Over the years many, many people have asked me the secret to the best time to pick their gourds. What I tell each of them is to be patient, you can’t possibly pick your gourd too late. That’s exactly right, this is one fruit / vegetable that doesn’t spoil on the vine. So if you procrastinated and didn’t pick it in the fall you could pick it over the Christmas holidays. You might have to dig through the snow to find it, but it would be perfectly fine frozen solid. As soon as your gourd thawed it will continue to dry. If you couldn’t find it in all the snow and waited until Easter to pick it you still wouldn’t be too late. If you forgot at Easter, don’t worry it will be just fine waiting there for you in the garden right into early summer. Now if you haven’t picked your gourds by then, you have too much patience or might be a touch lazy. It isn’t till the summer of the second year that gourds really need to be brought in from the weather. Sometimes in the direct sunlight on a very hot day, your gourds will split from overheating. The strength of the summer sun will also begin to slowly break down a mature gourds shell.

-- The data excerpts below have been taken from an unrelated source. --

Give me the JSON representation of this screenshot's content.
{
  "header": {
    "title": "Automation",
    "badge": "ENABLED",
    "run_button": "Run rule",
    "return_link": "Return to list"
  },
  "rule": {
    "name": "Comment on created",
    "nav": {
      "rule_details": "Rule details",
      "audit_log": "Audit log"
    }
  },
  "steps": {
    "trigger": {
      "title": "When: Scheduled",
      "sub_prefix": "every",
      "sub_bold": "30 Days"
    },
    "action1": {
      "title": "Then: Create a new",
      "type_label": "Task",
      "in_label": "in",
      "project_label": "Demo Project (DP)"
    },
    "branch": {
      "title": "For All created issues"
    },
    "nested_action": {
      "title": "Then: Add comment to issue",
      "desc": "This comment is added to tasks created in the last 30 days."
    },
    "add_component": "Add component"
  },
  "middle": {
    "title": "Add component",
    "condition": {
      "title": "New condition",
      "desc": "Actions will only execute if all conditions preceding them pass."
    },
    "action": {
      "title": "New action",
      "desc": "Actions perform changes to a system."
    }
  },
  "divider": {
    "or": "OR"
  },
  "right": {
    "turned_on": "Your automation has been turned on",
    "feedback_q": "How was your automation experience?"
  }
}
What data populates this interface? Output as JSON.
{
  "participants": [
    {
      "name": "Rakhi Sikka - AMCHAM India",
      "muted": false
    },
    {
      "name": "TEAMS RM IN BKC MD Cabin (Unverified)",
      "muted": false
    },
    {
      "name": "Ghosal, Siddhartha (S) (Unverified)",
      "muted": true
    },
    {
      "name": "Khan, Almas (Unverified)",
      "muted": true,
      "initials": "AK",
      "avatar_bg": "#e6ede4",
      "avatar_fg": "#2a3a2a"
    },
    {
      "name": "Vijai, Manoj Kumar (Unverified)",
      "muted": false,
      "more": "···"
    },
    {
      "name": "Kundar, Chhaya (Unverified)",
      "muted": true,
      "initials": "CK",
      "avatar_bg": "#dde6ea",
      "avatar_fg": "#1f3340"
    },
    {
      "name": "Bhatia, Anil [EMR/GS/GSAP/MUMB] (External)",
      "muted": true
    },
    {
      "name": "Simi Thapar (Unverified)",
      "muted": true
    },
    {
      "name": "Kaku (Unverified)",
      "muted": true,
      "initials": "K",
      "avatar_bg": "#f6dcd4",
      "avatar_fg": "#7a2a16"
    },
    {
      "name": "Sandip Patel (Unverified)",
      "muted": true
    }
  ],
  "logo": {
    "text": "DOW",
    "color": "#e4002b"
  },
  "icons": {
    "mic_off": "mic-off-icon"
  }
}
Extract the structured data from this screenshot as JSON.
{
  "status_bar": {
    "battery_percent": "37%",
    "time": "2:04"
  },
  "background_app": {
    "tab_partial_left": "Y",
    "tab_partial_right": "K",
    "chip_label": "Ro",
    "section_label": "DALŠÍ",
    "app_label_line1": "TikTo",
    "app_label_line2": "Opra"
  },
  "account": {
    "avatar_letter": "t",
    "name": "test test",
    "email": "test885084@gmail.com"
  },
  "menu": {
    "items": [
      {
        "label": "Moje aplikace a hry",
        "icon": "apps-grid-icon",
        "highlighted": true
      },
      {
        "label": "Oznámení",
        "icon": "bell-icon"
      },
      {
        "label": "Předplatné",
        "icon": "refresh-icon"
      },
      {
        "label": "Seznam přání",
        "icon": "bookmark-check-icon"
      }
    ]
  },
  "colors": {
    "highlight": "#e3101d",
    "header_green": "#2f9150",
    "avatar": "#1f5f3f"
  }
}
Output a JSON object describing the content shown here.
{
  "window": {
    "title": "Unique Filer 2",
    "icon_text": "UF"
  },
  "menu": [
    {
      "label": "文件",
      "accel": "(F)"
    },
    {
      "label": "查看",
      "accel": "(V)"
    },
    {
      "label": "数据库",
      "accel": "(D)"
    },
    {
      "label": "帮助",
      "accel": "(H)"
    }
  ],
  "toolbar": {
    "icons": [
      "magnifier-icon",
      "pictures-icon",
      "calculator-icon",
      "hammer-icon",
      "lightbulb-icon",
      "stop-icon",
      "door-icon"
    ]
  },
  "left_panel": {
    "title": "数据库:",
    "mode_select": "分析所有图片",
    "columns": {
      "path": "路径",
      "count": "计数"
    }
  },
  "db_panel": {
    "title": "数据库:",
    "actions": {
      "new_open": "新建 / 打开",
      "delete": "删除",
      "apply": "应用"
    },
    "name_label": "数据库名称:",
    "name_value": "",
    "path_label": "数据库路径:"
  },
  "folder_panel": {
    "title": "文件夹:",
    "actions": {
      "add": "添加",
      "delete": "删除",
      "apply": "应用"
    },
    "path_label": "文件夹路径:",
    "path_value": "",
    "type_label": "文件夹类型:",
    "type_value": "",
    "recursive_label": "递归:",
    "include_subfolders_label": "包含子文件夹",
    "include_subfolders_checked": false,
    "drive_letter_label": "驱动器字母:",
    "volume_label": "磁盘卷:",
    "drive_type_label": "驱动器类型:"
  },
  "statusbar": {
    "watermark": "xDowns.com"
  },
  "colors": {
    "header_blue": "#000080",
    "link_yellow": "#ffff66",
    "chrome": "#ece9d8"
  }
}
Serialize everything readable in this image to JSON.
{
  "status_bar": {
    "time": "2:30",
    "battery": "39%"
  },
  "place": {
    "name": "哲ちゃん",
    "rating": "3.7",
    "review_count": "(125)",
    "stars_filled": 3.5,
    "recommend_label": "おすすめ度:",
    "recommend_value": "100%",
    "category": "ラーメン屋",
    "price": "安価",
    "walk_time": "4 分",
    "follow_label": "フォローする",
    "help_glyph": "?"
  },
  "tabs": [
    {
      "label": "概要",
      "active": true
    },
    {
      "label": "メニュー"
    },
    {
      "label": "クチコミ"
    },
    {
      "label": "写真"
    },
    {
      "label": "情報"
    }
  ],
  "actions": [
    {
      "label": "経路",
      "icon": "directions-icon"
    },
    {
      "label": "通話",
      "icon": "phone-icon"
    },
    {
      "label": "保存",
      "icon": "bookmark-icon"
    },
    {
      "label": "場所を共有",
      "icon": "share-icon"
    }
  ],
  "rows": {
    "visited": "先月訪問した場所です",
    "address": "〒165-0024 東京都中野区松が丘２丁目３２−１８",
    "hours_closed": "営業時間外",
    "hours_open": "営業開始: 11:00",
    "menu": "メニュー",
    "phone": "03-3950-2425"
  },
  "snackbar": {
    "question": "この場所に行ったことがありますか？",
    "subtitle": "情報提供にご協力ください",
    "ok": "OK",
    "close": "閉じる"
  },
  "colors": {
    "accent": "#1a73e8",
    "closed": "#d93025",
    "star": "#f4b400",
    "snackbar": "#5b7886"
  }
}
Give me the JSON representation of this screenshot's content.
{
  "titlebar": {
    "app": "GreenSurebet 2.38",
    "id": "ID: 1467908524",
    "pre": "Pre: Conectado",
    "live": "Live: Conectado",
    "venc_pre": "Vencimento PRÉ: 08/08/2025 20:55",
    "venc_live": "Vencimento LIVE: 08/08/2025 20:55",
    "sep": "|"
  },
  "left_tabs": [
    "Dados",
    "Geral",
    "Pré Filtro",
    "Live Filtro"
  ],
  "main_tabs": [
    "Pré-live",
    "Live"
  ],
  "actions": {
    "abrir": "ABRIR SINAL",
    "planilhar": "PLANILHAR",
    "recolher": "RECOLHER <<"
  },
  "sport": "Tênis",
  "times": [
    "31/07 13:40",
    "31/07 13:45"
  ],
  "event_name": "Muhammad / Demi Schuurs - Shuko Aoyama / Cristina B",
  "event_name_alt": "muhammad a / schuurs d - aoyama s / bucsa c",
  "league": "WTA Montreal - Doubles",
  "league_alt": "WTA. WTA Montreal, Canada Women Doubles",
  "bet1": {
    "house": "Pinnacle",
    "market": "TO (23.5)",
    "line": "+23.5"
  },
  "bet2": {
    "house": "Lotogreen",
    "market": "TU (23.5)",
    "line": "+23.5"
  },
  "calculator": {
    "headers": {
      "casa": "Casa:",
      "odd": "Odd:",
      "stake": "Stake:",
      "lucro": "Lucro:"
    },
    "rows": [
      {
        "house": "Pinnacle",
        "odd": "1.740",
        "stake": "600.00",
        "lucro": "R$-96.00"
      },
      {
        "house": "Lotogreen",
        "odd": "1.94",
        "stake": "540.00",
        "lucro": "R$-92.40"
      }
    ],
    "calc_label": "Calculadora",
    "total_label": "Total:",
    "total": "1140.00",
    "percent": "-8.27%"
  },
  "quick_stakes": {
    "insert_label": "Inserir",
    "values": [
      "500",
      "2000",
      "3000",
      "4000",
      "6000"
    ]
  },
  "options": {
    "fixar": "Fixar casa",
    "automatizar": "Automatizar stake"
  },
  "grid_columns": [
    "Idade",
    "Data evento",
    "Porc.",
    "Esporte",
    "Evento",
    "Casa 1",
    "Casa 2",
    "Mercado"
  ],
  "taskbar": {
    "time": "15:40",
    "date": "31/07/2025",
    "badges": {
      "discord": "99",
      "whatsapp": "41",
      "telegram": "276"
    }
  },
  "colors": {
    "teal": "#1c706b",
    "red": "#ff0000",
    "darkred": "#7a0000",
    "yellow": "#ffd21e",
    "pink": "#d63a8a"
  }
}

I have yet to meet the gourd enthusiast who has the patience to wait any longer than they have to. So if you are like me and every other gourd grower there is a very simple rule of thumb, pick your gourd after the first hard frost. A hard frost instantly stops your gourds from growing and maturing. Up until frost you have a big hand in how good of a crop you have. At this time if your gourds aren’t mature with hard shells they will rot like a pumpkin or watermelon. If they have good hard shells they will dry in good condition no matter what you do or don’t do with them. The key to harvesting and drying gourds is real simple. Just grow them really well until frost and they will dry all by themselves.
Our first frost is usually in mid-October and with the help of our farm crew, we immediately begin to cut them from the vines and line them up in rows. We cut them and line them up in the fall because spring is a really busy time on the farm. Spring starts for us in early March and we have about two months to get all our gourds sized, bagged, labeled and put away in our barns. There have been some years that we didn’t get our whole crop cut before winter set in. I noticed that these took an extra week or two to dry, but were easier to clean in our wash process. It seems that the longer and slower a gourd dries, the easier it is to clean.
I would recommend that you do in your garden exactly what we would do here on the farm. Cut your gourd’s stem after the first frost and then just leave them to sit in the weather. Over the winter as they freeze, thaw, and get moldy they are just making themselves easier to be cleaned when you harvest them in the spring. If you leave a gourd out through the first winter and it turns out to be bad in the spring don’t worry, that gourd wasn’t ever going to make it in the first place. In the spring it’s time to bring your gourds inside to clean them up and craft them into something special.